Actually we don't have this restriction in v3, the patchset
description need to update. The lapic timer which guest use can be
emulated by software(a hrtimer on host) or VT-x hardware (VMX
preemption timer). VMX preemption timer triggers vmexit when the timer
fires on the same pCPU which vCPU is running on, so the injection
vmexit can't be avoided. The hrtimer on host is used to emulate the
lapic timer when VMX preemption timer is disabled. After commit
9642d18eee2cd(nohz: Affine unpinned timers to housekeepers), unpinned
timers will be moved to nearest busy housekeepers, which means that we
can offload the hrtimer to the housekeeping cpus instead of running on
the pCPU which vCPU residents, the timer fires on the housekeeping
cpus and be injected by posted-interrupt to the vCPU w/o incur
vmexits. In patchset v3, the preemption timer will be disarmed if
lapic timer is injected by posted-interrupt. VMX preemption timer stop
working in C-states deeper than C2, that's why I utilize mwait expose
before. (commit 386c6ddbda1 X86/VMX: Disable VMX preemption timer if
MWAIT is not intercepted)

Regards,
Wanpeng Li
Maxim Levitsky June 13, 2019, 9:49 a.m. UTC | #3
On Thu, 2019-06-13 at 16:25 +0800, Wanpeng Li wrote:
> On Thu, 13 Jun 2019 at 15:59, Maxim Levitsky <mlevitsk@redhat.com> wrote:
> > 
> > On Tue, 2019-06-11 at 20:17 +0800, Wanpeng Li wrote:
> > > Dedicated instances are currently disturbed by unnecessary jitter due
> > > to the emulated lapic timers fire on the same pCPUs which vCPUs resident.
> > > There is no hardware virtual timer on Intel for guest like ARM. Both
> > > programming timer in guest and the emulated timer fires incur vmexits.
> > > This patchset tries to avoid vmexit which is incurred by the emulated
> > > timer fires in dedicated instance scenario.
> > > 
> > > When nohz_full is enabled in dedicated instances scenario, the unpinned
> > > timer will be moved to the nearest busy housekeepers after commit 444969223c8
> > > ("sched/nohz: Fix affine unpinned timers mess").
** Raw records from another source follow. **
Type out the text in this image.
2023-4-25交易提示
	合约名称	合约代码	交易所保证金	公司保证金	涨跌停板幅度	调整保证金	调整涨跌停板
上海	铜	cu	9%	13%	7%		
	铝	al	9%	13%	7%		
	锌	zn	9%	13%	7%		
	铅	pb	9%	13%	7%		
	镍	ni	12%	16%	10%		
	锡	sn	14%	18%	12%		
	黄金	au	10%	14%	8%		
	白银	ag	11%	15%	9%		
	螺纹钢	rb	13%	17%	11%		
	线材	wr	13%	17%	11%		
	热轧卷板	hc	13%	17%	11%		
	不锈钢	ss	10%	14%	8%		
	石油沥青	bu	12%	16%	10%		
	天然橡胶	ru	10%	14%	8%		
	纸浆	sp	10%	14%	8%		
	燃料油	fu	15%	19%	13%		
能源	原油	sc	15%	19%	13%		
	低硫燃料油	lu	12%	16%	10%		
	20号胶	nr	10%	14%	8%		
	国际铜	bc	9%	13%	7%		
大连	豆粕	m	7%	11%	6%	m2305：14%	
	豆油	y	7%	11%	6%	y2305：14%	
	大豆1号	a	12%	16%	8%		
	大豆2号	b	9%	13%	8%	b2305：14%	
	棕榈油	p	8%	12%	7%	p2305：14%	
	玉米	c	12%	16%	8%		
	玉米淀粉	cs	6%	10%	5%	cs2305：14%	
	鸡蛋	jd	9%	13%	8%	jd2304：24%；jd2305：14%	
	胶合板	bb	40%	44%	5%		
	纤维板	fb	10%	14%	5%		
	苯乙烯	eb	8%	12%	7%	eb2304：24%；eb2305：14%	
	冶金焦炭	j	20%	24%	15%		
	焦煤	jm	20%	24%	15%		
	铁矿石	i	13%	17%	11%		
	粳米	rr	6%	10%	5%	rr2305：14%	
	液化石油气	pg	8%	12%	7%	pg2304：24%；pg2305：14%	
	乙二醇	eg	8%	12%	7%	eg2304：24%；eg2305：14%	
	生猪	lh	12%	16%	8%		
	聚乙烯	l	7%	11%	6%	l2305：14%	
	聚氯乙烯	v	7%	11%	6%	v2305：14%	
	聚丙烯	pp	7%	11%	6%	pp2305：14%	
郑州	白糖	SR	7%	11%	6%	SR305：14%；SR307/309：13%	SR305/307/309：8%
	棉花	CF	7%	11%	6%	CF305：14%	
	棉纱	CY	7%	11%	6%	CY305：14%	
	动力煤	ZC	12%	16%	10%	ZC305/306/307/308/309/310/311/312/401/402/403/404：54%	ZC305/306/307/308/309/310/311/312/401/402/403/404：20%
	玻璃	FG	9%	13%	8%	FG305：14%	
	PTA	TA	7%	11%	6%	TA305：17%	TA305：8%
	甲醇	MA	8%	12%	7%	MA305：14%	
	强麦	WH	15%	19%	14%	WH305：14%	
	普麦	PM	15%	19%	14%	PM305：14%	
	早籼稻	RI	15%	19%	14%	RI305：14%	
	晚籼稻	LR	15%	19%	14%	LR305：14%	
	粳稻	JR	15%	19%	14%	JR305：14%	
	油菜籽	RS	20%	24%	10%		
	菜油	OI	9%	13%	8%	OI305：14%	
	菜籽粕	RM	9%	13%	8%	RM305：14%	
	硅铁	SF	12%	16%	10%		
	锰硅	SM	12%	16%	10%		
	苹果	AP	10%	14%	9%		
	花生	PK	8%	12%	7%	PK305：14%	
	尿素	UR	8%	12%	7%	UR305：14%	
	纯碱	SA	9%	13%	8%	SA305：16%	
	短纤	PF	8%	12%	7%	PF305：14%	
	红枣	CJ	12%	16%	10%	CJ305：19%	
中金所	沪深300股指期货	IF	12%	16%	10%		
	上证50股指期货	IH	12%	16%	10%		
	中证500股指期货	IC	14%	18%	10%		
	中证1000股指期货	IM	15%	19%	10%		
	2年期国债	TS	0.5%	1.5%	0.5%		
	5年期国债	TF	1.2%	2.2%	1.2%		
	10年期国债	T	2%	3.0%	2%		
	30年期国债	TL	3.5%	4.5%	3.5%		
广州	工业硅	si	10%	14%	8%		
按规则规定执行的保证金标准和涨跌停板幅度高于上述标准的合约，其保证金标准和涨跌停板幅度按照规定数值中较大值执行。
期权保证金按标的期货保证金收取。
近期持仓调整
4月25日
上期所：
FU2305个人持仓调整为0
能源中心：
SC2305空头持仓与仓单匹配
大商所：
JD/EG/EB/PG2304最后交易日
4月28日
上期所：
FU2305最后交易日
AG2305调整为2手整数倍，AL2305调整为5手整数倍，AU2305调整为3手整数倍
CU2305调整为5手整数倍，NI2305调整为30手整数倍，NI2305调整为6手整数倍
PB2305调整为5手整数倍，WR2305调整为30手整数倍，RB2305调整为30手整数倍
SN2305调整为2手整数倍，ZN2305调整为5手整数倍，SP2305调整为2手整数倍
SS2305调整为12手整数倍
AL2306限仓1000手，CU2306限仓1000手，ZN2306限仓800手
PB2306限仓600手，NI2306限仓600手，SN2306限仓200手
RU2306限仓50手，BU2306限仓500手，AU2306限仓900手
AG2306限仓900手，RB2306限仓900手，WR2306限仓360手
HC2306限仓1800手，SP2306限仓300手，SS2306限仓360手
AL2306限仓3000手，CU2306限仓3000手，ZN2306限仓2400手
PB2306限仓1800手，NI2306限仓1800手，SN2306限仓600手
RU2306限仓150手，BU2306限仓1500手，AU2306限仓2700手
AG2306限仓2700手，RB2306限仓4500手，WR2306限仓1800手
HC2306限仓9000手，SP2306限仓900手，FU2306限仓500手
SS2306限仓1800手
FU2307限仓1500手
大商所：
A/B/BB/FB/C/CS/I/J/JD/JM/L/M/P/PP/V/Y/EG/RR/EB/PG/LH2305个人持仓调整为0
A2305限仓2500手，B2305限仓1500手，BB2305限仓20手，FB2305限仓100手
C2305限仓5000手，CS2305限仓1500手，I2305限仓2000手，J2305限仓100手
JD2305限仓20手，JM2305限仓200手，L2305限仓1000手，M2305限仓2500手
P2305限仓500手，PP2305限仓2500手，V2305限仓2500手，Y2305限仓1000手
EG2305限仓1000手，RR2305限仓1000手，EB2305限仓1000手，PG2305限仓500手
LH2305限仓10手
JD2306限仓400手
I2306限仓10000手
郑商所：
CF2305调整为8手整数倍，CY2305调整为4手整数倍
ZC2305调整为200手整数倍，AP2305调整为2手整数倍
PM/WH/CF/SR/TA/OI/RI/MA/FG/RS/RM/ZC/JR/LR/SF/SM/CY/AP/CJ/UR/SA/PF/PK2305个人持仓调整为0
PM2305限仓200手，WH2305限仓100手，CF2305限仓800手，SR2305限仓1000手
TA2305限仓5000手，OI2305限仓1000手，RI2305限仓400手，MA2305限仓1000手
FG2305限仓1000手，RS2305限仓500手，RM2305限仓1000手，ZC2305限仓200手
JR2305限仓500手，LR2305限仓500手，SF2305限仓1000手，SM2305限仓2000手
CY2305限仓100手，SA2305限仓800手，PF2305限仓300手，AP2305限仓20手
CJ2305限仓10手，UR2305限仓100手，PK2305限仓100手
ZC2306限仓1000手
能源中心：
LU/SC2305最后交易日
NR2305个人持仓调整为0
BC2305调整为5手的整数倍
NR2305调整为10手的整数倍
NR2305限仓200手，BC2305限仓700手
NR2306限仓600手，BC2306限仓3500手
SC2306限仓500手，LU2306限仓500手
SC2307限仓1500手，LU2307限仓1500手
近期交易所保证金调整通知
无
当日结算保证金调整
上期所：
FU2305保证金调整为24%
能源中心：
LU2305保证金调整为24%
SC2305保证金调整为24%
However, KVM always makes
> > > lapic timer pinned to the pCPU which vCPU residents, the reason is explained
> > > by commit 61abdbe0 (kvm: x86: make lapic hrtimer pinned). Actually, these
> > > emulated timers can be offload to the housekeeping cpus since APICv
> > > is really common in recent years. The guest timer interrupt is injected by
> > > posted-interrupt which is delivered by housekeeping cpu once the emulated
> > > timer fires.
> > > 
> > > The host admin should fine tuned, e.g. dedicated instances scenario w/
> > > nohz_full cover the pCPUs which vCPUs resident, several pCPUs surplus
> > > for housekeeping, disable mwait/hlt/pause vmexits to occupy the pCPUs,
> > > fortunately preemption timer is disabled after mwait is exposed to
> > > guest which makes emulated timer offload can be possible.
> > > ~3% redis performance benefit can be observed on Skylake server.
> > 
> > I don't yet know the kvm well enough to review this patch series, but overall I really like the idea.
> 
> Thank you. :)
> 
> > I researched this area some time ago, to see what can be done to reduce the number of vmexits,
> > to an absolute minimum.
> > 
> > I have one small question, just out of curiosity.
> > 
> > Why do you require mwait in the guest to be enabled?
> > 
> > If I understand it correctly, you say
> > that when mwait in the guest is disabled, then vmx preemption timer will be used,
> > and thus it will handle the apic timer?
> 
> Actually we don't have this restriction in v3, the patchset
> description need to update. The lapic timer which guest use can be
> emulated by software(a hrtimer on host) or VT-x hardware (VMX
> preemption timer). VMX preemption timer triggers vmexit when the timer
> fires on the same pCPU which vCPU is running on, so the injection
> vmexit can't be avoided. The hrtimer on host is used to emulate the
> lapic timer when VMX preemption timer is disabled. After commit
> 9642d18eee2cd(nohz: Affine unpinned timers to housekeepers), unpinned
> timers will be moved to nearest busy housekeepers, which means that we
> can offload the hrtimer to the housekeeping cpus instead of running on
> the pCPU which vCPU residents, the timer fires on the housekeeping
> cpus and be injected by posted-interrupt to the vCPU w/o incur
> vmexits. In patchset v3, the preemption timer will be disarmed if
> lapic timer is injected by posted-interrupt. VMX preemption timer stop
> working in C-states deeper than C2, that's why I utilize mwait expose
> before. (commit 386c6ddbda1 X86/VMX: Disable VMX preemption timer if
> MWAIT is not intercepted)

That explains it very well. Thank you!

Best regards,
	Maxim Levitsky